Reality is not perfect, and it’s never going to be what you imagined. It’s so important to be able to change your strategy as you go, constantly tweaking the way you pitch your product based on the feedback you receive. In our case, this re-invention of our sales plan salvaged our company’s financials and, ironically, matched our original mission more – which was to raise awareness of the under-addressed issue of pedestrian safety.
Soon after we sent out those targeted emails, we came upon the contact information for Lisa, a marketing planner at the Ministry of Transportation of Ontario. As the VP of sales, I was responsible for cold calling her and arranging a meeting between Ignight and MTO. I had never done anything like this before, and I was terrified that something would go wrong. After a training session with my mentors, I mustered up the courage to reach out to her. To my great surprise, she agreed to a meeting the following week.
My team and I immediately began working on the material we were going to present to Lisa during our conference.
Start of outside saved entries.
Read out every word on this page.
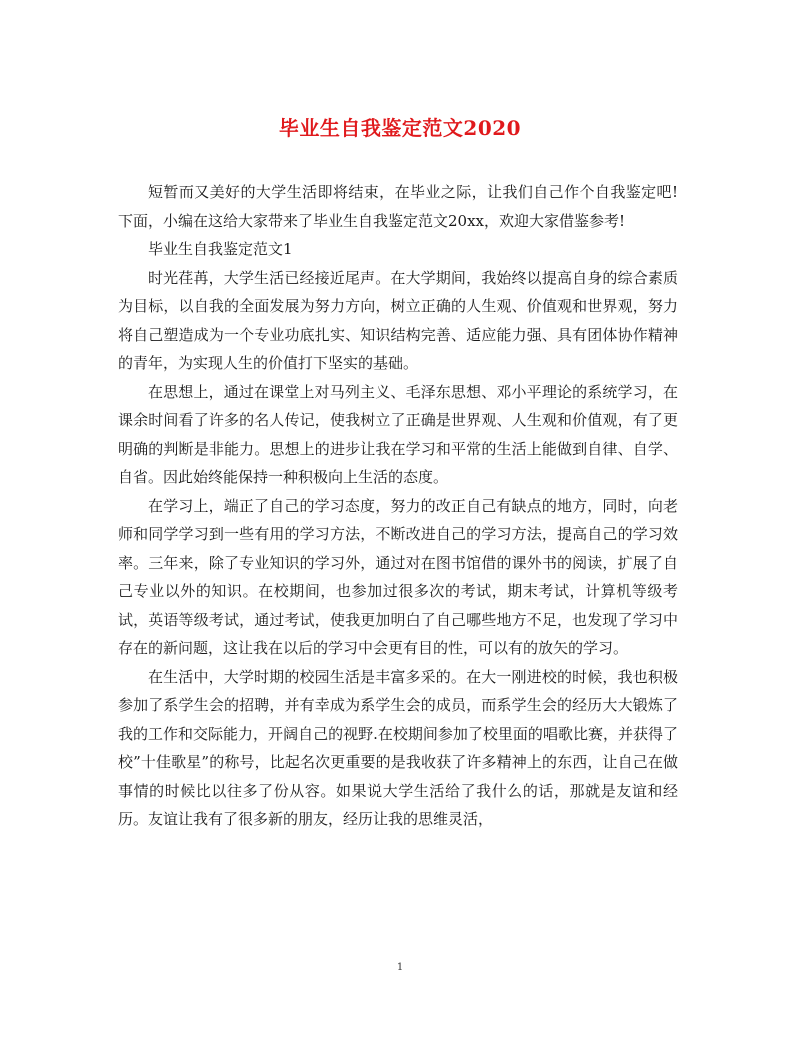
毕业生自我鉴定范文2020

短暂而又美好的大学生活即将结束，在毕业之际，让我们自己作个自我鉴定吧!下面，小编在这给大家带来了毕业生自我鉴定范文20xx，欢迎大家借鉴参考!

毕业生自我鉴定范文1

时光荏苒，大学生活已经接近尾声。在大学期间，我始终以提高自身的综合素质为目标，以自我的全面发展为努力方向，树立正确的人生观、价值观和世界观，努力将自己塑造成为一个专业功底扎实、知识结构完善、适应能力强、具有团体协作精神的青年，为实现人生的价值打下坚实的基础。

在思想上，通过在课堂上对马列主义、毛泽东思想、邓小平理论的系统学习，在课余时间看了许多的名人传记，使我树立了正确是世界观、人生观和价值观，有了更明确的判断是非能力。思想上的进步让我在学习和平常的生活上能做到自律、自学、自省。因此始终能保持一种积极向上生活的态度。

在学习上，端正了自己的学习态度，努力的改正自己有缺点的地方，同时，向老师和同学学习到一些有用的学习方法，不断改进自己的学习方法，提高自己的学习效率。三年来，除了专业知识的学习外，通过对在图书馆借的课外书的阅读，扩展了自己专业以外的知识。在校期间，也参加过很多次的考试，期末考试，计算机等级考试，英语等级考试，通过考试，使我更加明白了自己哪些地方不足，也发现了学习中存在的新问题，这让我在以后的学习中会更有目的性，可以有的放矢的学习。

在生活中，大学时期的校园生活是丰富多采的。在大一刚进校的时候，我也积极参加了系学生会的招聘，并有幸成为系学生会的成员，而系学生会的经历大大锻炼了我的工作和交际能力，开阔自己的视野.在校期间参加了校里面的唱歌比赛，并获得了校”十佳歌星”的称号，比起名次更重要的是我收获了许多精神上的东西，让自己在做事情的时候比以往多了份从容。如果说大学生活给了我什么的话，那就是友谊和经历。友谊让我有了很多新的朋友，经历让我的思维灵活，

1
We did a lot of background research on the MTO, Lisa and key initiatives the organization was targeting, and designed a pitch tailored to those needs. After a few tireless days, under the guidance of my mentors, I took lead in this meeting that would decide the fate of our company.
The results were triumphant. During the meeting, we successfully convinced Lisa that Ignight would be a great way to address the issue of pedestrian safety – a key problem that the MTO had been targeting for years. We chose to narrow in on the fact that we were a student organization with close ties to the local youth communities. Because of that, we would be better suited to communicate with the younger generations that are not too receptive to government messages. In the end, Lisa agreed to partner with us through a government grant. With the help of the MTO, we were able to host a comprehensive social media campaign to raise awareness for pedestrian safety, publish a press release that featured a meeting with the MTO staff, and get a write-up in The Reckoner, a student-run newspaper.
This business venture of mine taught me a lot about what ‘the real world’ is like. It can be complicated and sometimes harsh, but it pushes you to grow as an individual. When I had to stand as the head of sales during a time of crisis and experience rejection from customers time and again, somewhere along the way my fear of sales melted away. While we had to liquidate Ignight after the 18-month Junior Achievement program ended, I decided to participate n the program again this year. Bring on the next sales pitch – I’m ready.
What is Ignight?
Megan Zhu says, "The biggest lesson I could take away from this experience is to know your target audience inside and out before designing any sales strategy." What does she mean by this? How did Ignight get this wrong the first time?
How did Megan's Ignight team change its strategy? Why was the partnership with the Ministry of Transportation of Ontario an important part of the start-up company's success?